# looking for a new light



## chinamon (Jun 16, 2012)

so, as some of you already know, i have a marineland double bright LED for my 30gal breeder tank. its a nice light but i plan on doing some photography with that tank so i would need some more overhead light. ive been looking at the aquatic life 30" dual t5 fixture (comes with 6000k and roseate bulbs) but would this be too much light for the tank? all i have in the tank are some pygmy chain sword, dwarf hair grass and anubias nana.

if this is too bright, what would you recommend? i dont want a ghetto looking setup either. a light that has legs is preferred.

another light i was looking at is the coralife aqualight t5 (normal output) 30" for freshwater but i cannot seem to find a canadian retailer for this.


----------



## randy (Jan 29, 2012)

I have a coralife 36" and a 24" T5 normal output lights, they are great for shrimp tanks as they're bright but not insanely bright. You can always lift it off the tank to reduce light or use some floaters to block some. 

I got mine from some US sellers as I couldn't find a Canadian seller with a good price.


----------



## chinamon (Jun 16, 2012)

randy said:


> I have a coralife 36" and a 24" T5 normal output lights, they are great for shrimp tanks as they're bright but not insanely bright. You can always lift it off the tank to reduce light or use some floaters to block some.
> 
> I got mine from some US sellers as I couldn't find a Canadian seller with a good price.


What American seller would you recommend? Do they have reasonable shipping?

Another light that has caught my eye is the Hagen Glo 24" single t5 HO with a 6700k bulb. I can get that locally.


----------



## MananaP (Jul 6, 2012)

chinamon said:


> What American seller would you recommend? Do they have reasonable shipping?
> 
> Another light that has caught my eye is the Hagen Glo 24" single t5 HO with a 6700k bulb. I can get that locally.


I have about 3 glo fixtures, i highly recommend it in comparison with coralife. The only thing is it doesn't come with on off switch BUT it does come with a timer where you can plug it, also it comes with legs and hanging kit. I have the double t5 HO ones and i'm pretty satisfied.


----------



## chinamon (Jun 16, 2012)

MananaP said:


> I have about 3 glo fixtures, i highly recommend it in comparison with coralife.

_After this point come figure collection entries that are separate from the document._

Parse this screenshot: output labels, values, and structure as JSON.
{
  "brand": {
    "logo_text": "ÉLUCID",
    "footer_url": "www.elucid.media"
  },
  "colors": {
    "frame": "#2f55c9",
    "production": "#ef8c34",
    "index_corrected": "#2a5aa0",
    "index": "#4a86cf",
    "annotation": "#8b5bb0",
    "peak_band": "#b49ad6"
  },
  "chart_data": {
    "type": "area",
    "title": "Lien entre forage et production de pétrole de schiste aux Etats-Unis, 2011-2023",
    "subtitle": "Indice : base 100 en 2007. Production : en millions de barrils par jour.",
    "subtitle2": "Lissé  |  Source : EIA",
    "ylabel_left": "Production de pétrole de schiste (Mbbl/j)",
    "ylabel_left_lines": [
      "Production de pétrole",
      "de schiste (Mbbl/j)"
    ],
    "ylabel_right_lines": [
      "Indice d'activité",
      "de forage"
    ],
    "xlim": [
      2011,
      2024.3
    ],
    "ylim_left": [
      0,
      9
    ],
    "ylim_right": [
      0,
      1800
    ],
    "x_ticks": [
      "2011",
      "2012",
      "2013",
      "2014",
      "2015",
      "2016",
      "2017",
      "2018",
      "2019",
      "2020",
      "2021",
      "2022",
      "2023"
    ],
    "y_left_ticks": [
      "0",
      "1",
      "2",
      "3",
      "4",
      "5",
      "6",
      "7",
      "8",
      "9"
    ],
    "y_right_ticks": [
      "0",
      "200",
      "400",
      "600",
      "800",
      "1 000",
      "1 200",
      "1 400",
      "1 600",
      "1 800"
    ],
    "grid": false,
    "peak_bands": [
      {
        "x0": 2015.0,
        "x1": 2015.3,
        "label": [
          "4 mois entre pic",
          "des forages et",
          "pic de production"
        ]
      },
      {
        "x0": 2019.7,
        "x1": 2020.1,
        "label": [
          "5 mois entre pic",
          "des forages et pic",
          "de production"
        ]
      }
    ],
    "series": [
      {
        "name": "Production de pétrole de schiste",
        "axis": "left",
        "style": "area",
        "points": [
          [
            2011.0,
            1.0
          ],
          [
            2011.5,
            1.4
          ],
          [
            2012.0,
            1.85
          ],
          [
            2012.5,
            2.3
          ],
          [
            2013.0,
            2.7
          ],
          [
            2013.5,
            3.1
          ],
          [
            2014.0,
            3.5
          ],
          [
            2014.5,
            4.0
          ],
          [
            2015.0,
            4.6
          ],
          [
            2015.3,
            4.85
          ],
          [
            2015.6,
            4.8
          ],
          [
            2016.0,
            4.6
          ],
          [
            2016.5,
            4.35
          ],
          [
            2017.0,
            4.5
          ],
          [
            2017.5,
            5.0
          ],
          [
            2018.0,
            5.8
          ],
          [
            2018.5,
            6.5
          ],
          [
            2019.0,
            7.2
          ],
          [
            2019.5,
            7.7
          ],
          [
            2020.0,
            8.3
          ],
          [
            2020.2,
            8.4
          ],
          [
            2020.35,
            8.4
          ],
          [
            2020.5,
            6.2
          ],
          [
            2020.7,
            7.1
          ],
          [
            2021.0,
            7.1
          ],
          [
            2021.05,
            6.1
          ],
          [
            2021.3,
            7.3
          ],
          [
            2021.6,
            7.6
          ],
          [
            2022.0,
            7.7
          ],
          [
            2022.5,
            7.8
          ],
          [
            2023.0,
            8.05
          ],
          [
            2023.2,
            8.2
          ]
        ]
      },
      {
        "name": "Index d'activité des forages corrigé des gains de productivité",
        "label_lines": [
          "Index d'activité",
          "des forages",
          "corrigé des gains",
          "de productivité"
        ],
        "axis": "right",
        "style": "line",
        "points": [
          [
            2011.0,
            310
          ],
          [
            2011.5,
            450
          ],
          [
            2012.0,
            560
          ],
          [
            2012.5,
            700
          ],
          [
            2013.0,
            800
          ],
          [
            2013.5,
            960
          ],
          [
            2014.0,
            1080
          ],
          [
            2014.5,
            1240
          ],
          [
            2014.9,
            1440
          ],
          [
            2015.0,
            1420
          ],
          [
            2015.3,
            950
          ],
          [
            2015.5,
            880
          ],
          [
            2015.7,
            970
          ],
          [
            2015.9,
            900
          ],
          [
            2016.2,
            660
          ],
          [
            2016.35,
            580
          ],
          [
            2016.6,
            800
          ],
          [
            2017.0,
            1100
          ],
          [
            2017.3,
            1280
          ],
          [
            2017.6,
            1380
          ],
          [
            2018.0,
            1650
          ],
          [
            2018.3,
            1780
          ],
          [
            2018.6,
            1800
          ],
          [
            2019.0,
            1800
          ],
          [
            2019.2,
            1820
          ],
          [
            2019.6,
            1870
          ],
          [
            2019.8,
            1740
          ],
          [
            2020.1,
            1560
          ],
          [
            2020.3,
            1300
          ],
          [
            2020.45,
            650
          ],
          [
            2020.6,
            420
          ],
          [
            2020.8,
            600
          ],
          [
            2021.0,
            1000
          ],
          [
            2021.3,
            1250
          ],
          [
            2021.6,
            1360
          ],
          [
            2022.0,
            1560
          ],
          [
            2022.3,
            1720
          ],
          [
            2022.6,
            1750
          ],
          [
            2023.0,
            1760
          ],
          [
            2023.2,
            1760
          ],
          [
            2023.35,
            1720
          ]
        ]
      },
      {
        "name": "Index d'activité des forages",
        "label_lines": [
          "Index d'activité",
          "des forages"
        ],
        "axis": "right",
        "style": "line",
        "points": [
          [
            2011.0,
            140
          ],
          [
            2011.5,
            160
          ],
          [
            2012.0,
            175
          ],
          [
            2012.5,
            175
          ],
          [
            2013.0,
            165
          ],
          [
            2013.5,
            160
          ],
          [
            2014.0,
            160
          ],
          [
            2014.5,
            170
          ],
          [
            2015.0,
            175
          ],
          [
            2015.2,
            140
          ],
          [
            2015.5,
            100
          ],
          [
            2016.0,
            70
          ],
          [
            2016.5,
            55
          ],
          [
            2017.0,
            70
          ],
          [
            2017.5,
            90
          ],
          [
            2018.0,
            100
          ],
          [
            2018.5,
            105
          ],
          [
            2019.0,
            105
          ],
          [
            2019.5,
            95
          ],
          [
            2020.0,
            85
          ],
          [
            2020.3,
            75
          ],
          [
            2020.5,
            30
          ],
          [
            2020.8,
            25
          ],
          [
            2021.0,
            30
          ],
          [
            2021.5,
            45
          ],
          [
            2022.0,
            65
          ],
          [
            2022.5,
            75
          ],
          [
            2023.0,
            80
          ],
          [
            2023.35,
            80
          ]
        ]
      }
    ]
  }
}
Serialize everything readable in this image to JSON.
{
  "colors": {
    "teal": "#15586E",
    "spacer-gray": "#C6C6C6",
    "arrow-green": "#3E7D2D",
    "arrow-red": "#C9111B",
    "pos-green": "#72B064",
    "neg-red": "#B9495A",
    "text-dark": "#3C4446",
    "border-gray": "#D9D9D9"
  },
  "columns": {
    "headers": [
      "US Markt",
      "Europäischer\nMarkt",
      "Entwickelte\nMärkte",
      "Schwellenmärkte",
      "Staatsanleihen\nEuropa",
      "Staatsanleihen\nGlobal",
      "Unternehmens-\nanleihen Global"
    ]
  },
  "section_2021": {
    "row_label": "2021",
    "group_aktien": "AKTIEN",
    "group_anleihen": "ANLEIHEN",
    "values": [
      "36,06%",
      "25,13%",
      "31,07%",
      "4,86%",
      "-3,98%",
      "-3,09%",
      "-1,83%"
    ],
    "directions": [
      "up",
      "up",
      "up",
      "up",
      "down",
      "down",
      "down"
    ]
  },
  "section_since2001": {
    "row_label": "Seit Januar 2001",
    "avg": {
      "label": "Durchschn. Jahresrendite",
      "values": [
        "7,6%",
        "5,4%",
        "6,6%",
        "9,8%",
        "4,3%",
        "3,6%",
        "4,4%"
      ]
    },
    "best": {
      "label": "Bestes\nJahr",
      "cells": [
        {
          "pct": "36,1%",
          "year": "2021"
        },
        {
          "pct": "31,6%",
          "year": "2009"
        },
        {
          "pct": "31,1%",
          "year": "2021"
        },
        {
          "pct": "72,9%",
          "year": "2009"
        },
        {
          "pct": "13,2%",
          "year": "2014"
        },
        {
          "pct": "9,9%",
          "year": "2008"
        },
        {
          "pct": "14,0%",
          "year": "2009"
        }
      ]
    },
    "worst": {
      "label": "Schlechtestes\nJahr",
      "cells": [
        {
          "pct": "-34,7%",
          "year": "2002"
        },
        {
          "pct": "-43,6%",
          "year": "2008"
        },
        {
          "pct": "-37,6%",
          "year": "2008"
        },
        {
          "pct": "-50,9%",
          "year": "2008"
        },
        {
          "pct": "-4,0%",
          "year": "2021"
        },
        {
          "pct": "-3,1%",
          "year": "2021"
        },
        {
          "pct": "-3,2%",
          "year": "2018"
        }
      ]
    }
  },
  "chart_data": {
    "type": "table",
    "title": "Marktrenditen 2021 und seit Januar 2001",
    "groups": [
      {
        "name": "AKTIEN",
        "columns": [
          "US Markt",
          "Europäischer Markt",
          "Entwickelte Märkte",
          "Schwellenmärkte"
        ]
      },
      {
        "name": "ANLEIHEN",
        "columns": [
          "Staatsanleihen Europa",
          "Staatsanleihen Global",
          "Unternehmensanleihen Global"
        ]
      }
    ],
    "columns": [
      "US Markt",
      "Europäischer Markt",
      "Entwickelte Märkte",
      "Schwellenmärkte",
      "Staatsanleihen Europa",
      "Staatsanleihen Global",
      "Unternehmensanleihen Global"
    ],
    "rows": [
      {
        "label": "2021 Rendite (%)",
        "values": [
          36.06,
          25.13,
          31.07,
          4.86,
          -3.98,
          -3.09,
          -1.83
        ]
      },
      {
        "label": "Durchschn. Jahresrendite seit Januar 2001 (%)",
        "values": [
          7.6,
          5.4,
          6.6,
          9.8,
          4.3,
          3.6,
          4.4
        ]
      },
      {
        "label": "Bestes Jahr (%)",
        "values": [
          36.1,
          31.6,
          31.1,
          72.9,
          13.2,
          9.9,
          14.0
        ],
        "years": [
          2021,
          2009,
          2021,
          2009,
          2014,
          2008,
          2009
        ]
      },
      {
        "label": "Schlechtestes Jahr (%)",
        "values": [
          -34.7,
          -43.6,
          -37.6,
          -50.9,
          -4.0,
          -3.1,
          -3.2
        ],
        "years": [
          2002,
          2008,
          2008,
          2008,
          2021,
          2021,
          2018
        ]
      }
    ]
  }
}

The only thing is it doesn't come with on off switch BUT it does come with a timer where you can plug it, also it comes with legs and hanging kit. I have the double t5 HO ones and i'm pretty satisfied.


would you recommend that i get a double or a single for this tank?


----------



## randy (Jan 29, 2012)

I chose T5NO after a lot of thoughts. My tanks are mostly 12" and 1 with 14" deep. I chose T5NO over T5HO because 

1. I didn't think I need the output from HO for shrimp tanks.
2. T5NO is the most efficient lighting (output/cost).
3. I have a source where I can buy very affordable T5NO bulbs for replacement.

I thought about single T5HO but couldn't find a low cost fixture. The dual 36" coralife I got was less than $50, and the 24" was less than $40, free shipping to the states, I picked them up on my family vacation trip so no extra cost for that.

Would T5HO work better in shrimp tanks? Maybe but I don't have experience in that regard. I don't know much about plants, I had good moss growth in a 20G with just a 13w CFL, so I'm pretty sure it can be done with the T5NO I have.


----------



## chinamon (Jun 16, 2012)

i just ordered a hagen glo dual t5ho 24" with 6700k bulbs (along with a glass scraper and some ehiem 2213 media) from petsandponds. free shipping ftw.


----------



## MananaP (Jul 6, 2012)

chinamon said:


> i just ordered a hagen glo dual t5ho 24" with 6700k bulbs (along with a glass scraper and some ehiem 2213 media) from petsandponds. free shipping ftw.


Good choice, you will enjoy that light as i have. It will grow moss and other plants without co2 so you shouldn't have any problem at all.


----------



## chinamon (Jun 16, 2012)

MananaP said:


> Good choice, you will enjoy that light as i have. It will grow moss and other plants without co2 so you shouldn't have any problem at all.


good to know. thanks!


----------